Marco Cignoli: l’imperante bellezza di essere liberi

Ecco cosa ci consegna l’ascolto di “Coccodrillo bianco”, il primo vero lavoro del conduttore televisivo e cantautore Marco Cignoli. Un disco libero di esistere e di rivelarsi senza cliché anche se poi in fondo sono assai classici i riferimenti del pop digitale main stream che oggi abbiamo sotto le nostre orecchie quotidianamente. Ma proprio li sta la forza: anche dentro contenitori dai margini severi, esiste uno spazio entro cui liberarsi e costruire la propria unicità. Disco dunque capace di rivelare una biografia preziosa contro le apparenze superficiali. Annoso dilemma questo a cui non riusciremo mai di rispondere. Plauso a dischi come “Coccodrillo bianco” nel saper dare una personale quiete alla questione. E a proposito di quiete: in rete il nuovissimo video del singolo intitolato “Tamburo”… la quiete da raggiungere anche in tempo di crisi personali.

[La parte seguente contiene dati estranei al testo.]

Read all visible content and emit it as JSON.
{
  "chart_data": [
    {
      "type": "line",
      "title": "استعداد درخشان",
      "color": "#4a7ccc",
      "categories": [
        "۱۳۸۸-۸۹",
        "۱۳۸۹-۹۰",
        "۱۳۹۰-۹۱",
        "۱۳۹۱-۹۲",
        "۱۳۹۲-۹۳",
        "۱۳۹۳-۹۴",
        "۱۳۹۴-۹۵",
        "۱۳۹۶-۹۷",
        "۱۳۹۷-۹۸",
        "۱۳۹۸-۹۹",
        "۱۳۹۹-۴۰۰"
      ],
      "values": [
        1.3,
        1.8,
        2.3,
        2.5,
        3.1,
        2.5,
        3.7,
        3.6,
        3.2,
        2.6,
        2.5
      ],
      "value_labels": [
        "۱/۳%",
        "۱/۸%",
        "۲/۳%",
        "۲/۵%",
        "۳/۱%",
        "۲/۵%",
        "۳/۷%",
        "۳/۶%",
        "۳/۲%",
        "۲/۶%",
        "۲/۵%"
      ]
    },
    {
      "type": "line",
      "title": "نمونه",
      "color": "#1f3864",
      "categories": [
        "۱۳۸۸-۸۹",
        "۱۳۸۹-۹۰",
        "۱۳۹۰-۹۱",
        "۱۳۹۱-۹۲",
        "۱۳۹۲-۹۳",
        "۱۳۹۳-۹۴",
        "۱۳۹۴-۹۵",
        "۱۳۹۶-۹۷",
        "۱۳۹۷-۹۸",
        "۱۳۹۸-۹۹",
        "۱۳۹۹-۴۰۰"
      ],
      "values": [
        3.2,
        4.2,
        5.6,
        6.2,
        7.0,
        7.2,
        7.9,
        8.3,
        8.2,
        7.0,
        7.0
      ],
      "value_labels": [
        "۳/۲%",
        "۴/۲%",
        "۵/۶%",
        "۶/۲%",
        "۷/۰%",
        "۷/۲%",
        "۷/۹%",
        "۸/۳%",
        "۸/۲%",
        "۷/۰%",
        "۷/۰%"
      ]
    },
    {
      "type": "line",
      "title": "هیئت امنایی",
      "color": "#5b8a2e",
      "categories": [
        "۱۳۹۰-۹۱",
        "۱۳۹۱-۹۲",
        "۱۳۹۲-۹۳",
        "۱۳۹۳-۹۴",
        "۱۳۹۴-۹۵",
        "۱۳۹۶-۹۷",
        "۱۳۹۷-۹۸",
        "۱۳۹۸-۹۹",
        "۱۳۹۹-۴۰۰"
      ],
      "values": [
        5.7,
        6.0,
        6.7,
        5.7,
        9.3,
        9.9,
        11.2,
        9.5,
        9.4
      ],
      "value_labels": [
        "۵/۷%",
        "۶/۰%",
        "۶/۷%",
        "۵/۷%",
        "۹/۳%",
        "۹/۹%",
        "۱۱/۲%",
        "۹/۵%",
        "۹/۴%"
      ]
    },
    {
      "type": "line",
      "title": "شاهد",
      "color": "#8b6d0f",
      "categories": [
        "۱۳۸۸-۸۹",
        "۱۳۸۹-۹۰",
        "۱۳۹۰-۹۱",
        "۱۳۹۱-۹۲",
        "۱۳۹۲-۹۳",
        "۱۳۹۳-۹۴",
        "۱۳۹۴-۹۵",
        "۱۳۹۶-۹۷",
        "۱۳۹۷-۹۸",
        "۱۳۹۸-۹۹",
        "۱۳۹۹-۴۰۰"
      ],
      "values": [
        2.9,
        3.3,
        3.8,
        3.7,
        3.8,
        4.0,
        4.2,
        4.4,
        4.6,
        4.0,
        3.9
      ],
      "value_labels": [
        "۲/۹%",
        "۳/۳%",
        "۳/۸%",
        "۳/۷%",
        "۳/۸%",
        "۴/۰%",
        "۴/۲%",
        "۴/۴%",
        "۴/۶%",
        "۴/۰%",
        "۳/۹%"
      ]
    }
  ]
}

Noi iniziamo sempre parlando di bellezza e a tutti i nostri ospiti chiediamo: cos’è per te la bellezza?
Per me la bellezza abita negli occhi pieni di stupore.

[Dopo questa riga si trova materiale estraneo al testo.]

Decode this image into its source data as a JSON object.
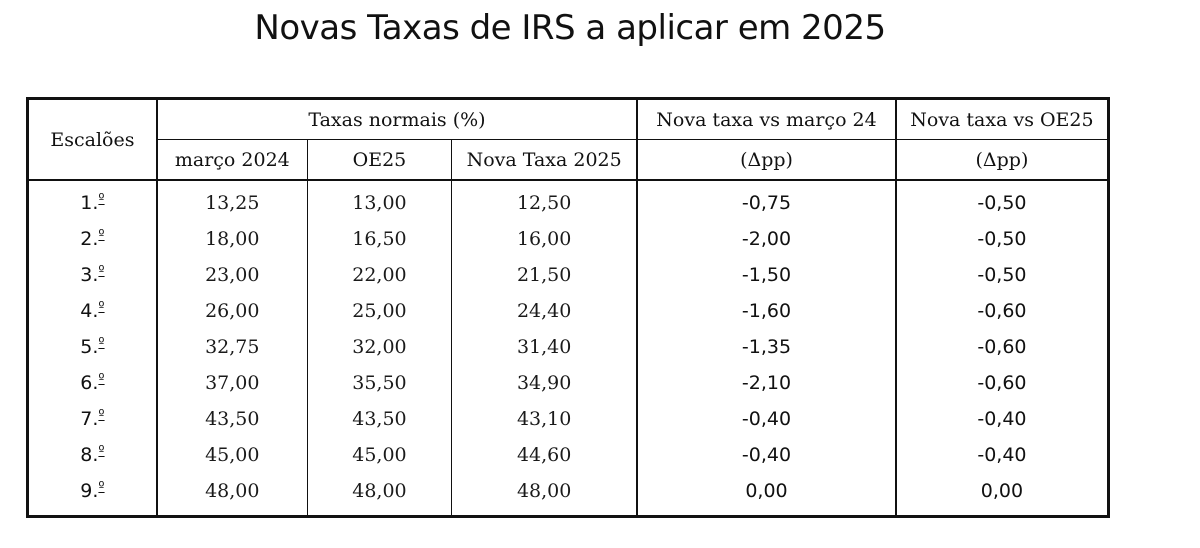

E quanto conta ai fini del progetto artistico? Secondo te sono la chiave o il mezzo per arrivare alla gente?
Nel caso del mio disco e più precisamente del processo di produzione, la bellezza è stata soprattutto scoprirsi, conoscersi, concedersi, fidarsi, sfidarsi. Credo siano tutti elementi chiave per realizzare qualcosa che possa sembrare perlomeno onesto.

Tu che poi alla gente devi molto del tuo mondo professionale. Secondo te oggi la comunicazione con le persone ha subito un cambiamento positivo?
Se vogliamo rimanere sul tema, credo che la bellezza nella comunicazione vada ricercata. La comunicazione mainstream ha ben poco di bello. Bisogna farsi largo tra la folla per trovare un metodo o una persona bella con cui comunicare. Oppure bisogna affidarsi a un palcoscenico, alla dimensione artistica.

Apparire in video o solo tramite una voce, una canzone, un disco. Due piani di comunicazione totalmente diversi. Come ti senti più rappresentato?
Credo dalla sola voce o dallo scrivere una canzone. Quando appaio in video sono più schermato, più controllato, più attento a dettagli che in realtà sono del tutto superflui.

Ho come l’impressione che nel disco tu abbia trovato il coraggio di mettere a nudo quel che sei, diversamente da quel che devi essere dietro ad una telecamera. O sbaglio?
Esattamente, è proprio quello che intendevo prima. Questo album è come un diario personale che ho trovato il coraggio di condividere con chiunque, anche per alleggerire un po’ il peso delle pagine che sentivo sulle mie spalle.

E restando sull’argomento, se ho colto una importante chiave di lettura, quanta verità hai finalmente rivolto a te stesso grazie questo disco?
Moltissima. Sono stato sincero non solo con gli ascoltatori ma anche con me stesso, accettando le mie paure e fragilità, ma anche i miei punti di forza. Per me fare questo disco è stata un’opportunità per crescere, per conoscermi ancora di più e per “transitare” verso nuove esperienze professionali, di studio e di vita.